Viewpoint: Crank up the economic sunshine
January 01, 2014
To kick off 2014, I’m going to reinforce a rather bold suggestion that Group News Editor Jeff Berman made in his first blog post of the new year: Let’s cut out the use of the adjective “cautious” before we use the noun “optimism” when referring to the state of the U.S. economy.
One merely needs to tune into the daily drone of consumer news media to feel the warmth. Unemployment is finally heading in the right direction, housing is robust in most regions of the U.S., and the consumer confidence index ticked up more than six points in December, recouping the drop caused by the government shutdown in October.
And in our reporting online and in these pages this month, we continue to reveal beams of bright light concerning trade, manufacturing, and even the evolution of “reshoring”—a trend that should help trim transportation budgets and reduce risk in the long run.
In quick review, Port Tracker, a monthly report issued by the National Retail Federation and maritime consultancy Hackett Associates, is calling for a positive end to 2013 in terms of annual import growth at U.S. retail container ports. According to the report issued last month, total import volume for 2013 should ring in at 16.2 million TEU, marking a 2.3 percent increase over 2012.

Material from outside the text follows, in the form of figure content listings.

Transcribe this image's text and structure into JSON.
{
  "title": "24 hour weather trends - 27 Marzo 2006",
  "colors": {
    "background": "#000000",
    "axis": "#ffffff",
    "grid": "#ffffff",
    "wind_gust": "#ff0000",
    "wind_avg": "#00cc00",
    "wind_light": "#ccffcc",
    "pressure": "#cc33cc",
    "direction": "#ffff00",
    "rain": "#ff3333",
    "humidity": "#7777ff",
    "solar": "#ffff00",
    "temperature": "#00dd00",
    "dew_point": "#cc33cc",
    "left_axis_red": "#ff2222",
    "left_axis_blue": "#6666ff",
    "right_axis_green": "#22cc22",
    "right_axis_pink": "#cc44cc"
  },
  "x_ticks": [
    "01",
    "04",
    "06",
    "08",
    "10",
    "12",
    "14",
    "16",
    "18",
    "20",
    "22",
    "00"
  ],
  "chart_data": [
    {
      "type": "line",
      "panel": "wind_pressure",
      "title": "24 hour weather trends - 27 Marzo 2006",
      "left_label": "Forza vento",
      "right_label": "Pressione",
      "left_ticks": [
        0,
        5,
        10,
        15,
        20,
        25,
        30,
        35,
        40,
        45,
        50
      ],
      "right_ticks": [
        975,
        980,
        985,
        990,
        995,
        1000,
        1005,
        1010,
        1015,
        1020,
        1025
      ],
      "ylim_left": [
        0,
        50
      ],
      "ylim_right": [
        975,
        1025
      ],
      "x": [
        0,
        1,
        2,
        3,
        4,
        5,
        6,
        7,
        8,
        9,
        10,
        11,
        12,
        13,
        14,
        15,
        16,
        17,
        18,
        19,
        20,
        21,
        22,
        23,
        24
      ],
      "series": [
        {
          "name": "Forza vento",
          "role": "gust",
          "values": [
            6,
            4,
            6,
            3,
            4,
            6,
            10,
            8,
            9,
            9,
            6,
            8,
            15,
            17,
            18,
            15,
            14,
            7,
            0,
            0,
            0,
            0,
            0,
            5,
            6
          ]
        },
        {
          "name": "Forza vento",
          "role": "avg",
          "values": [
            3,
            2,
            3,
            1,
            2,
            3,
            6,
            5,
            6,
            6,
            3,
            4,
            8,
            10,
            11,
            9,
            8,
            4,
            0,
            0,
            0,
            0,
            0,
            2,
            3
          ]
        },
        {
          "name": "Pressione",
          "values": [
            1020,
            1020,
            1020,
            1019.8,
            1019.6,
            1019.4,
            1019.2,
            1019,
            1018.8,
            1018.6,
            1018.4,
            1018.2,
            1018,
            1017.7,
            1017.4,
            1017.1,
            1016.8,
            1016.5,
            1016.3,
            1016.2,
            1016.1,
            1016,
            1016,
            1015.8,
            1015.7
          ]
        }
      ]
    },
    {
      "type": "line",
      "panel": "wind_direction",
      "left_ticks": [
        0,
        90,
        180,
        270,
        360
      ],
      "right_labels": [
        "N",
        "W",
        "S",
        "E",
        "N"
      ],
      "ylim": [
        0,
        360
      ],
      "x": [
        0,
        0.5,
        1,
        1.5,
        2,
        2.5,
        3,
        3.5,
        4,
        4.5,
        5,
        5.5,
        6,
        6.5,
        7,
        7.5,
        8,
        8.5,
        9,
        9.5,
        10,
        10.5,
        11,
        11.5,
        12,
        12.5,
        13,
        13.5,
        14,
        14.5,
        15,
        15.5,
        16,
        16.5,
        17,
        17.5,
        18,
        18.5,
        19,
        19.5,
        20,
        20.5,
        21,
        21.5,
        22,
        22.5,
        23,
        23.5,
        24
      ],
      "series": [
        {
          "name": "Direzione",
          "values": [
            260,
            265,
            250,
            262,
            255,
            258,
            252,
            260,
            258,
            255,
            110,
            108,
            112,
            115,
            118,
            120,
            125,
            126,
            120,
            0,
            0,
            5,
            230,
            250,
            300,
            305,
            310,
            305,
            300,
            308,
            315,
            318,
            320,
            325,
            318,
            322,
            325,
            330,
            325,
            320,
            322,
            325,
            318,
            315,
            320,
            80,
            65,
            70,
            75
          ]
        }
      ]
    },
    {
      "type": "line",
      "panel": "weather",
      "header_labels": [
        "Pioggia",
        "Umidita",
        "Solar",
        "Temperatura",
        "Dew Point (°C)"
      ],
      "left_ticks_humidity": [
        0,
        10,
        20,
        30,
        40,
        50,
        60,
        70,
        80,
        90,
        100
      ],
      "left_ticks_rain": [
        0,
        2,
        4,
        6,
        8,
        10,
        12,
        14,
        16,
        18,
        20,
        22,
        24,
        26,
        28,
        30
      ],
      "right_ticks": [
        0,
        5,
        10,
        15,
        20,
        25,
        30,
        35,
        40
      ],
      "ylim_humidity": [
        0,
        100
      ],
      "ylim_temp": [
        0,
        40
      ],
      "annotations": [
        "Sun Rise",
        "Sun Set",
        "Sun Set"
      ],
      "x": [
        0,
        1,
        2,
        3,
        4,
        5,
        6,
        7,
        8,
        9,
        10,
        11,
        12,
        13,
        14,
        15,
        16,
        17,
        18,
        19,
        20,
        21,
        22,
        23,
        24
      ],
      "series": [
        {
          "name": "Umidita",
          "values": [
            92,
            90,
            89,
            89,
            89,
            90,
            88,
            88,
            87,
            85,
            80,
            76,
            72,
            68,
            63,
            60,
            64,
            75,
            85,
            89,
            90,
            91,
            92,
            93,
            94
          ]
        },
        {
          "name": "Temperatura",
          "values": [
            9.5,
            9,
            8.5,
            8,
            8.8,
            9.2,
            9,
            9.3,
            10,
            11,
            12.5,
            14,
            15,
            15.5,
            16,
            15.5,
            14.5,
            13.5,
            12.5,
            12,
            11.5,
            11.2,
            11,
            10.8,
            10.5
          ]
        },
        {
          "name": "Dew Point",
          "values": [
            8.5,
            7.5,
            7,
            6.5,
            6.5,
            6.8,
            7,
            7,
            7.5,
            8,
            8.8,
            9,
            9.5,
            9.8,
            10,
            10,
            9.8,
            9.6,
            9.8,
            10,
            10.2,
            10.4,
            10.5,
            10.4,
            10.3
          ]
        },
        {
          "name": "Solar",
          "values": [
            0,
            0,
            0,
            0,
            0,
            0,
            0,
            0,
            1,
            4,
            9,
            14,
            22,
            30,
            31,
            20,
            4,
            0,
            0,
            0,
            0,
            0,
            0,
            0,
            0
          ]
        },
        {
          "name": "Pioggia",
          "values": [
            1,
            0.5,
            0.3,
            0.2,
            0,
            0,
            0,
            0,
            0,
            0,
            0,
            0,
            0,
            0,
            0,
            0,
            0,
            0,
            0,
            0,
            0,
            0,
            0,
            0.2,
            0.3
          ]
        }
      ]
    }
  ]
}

To round out this data, the United States Department of Commerce reported last month that U.S. exports hit $194.86 billion on a seasonally-adjusted level in November. This number stands as the new high water mark for exports, and when partnered with the import data results is the lowest trade gap since 2009.
“We are well on our way to a sustained recovery,” Hackett Associates Founder Ben Hackett tells Berman this month. “And with unemployment now down to 7 percent, it appears that the recovery will continue at a healthy pace.”
The positive news on the state of U.S. manufacturing rolls along as well. According to the economic forecast issued by the Institute for Supply Management (ISM) last month, U.S. manufacturing revenue is set to increase 4.4 percent in 2014, with capital expenditures slated to rise 8 percent and capacity utilization to ring in at 80.3 percent.
According to Brad Holcomb, chair of ISM’s survey committee, this 2014 forecast is based on the positive momentum that started in the middle of 2013, with each month increasing over the previous month through the end of the year. “Our panel of purchasing and supply management executives are forecasting a continuation of that growth trend in 2014,” said Holcomb, “with a good first half and an even better second half.”
One of the more intriguing bits of upbeat news comes out of survey results issued by business advisory firm Grant Thornton. The report titled Realities of Reshoring found that more than one third of responding U.S.-based companies are planning to bring production, customer service, or IT infrastructure back to the U.S. in the next 12 months.
“The idea of going overseas was to drive costs down,” Grant Thornton’s Wally Gruenes, the study’s lead, tells us. “Now, many companies have identified cost savings in the analysis of data they receive from partners in the supply chain. They’re looking for closer collaboration or face-to-face meetings to improve these savings, and proximity can be important.”
If the results of this study come to fruition, we could see a substantial impact on U.S. trade balances and even more pressure on our straining infrastructure and domestic trucking capacity. However, all of this upbeat data indicates that even U.S. business has confidence in the U.S. again—and for me that’s enough to crank up the sunshine.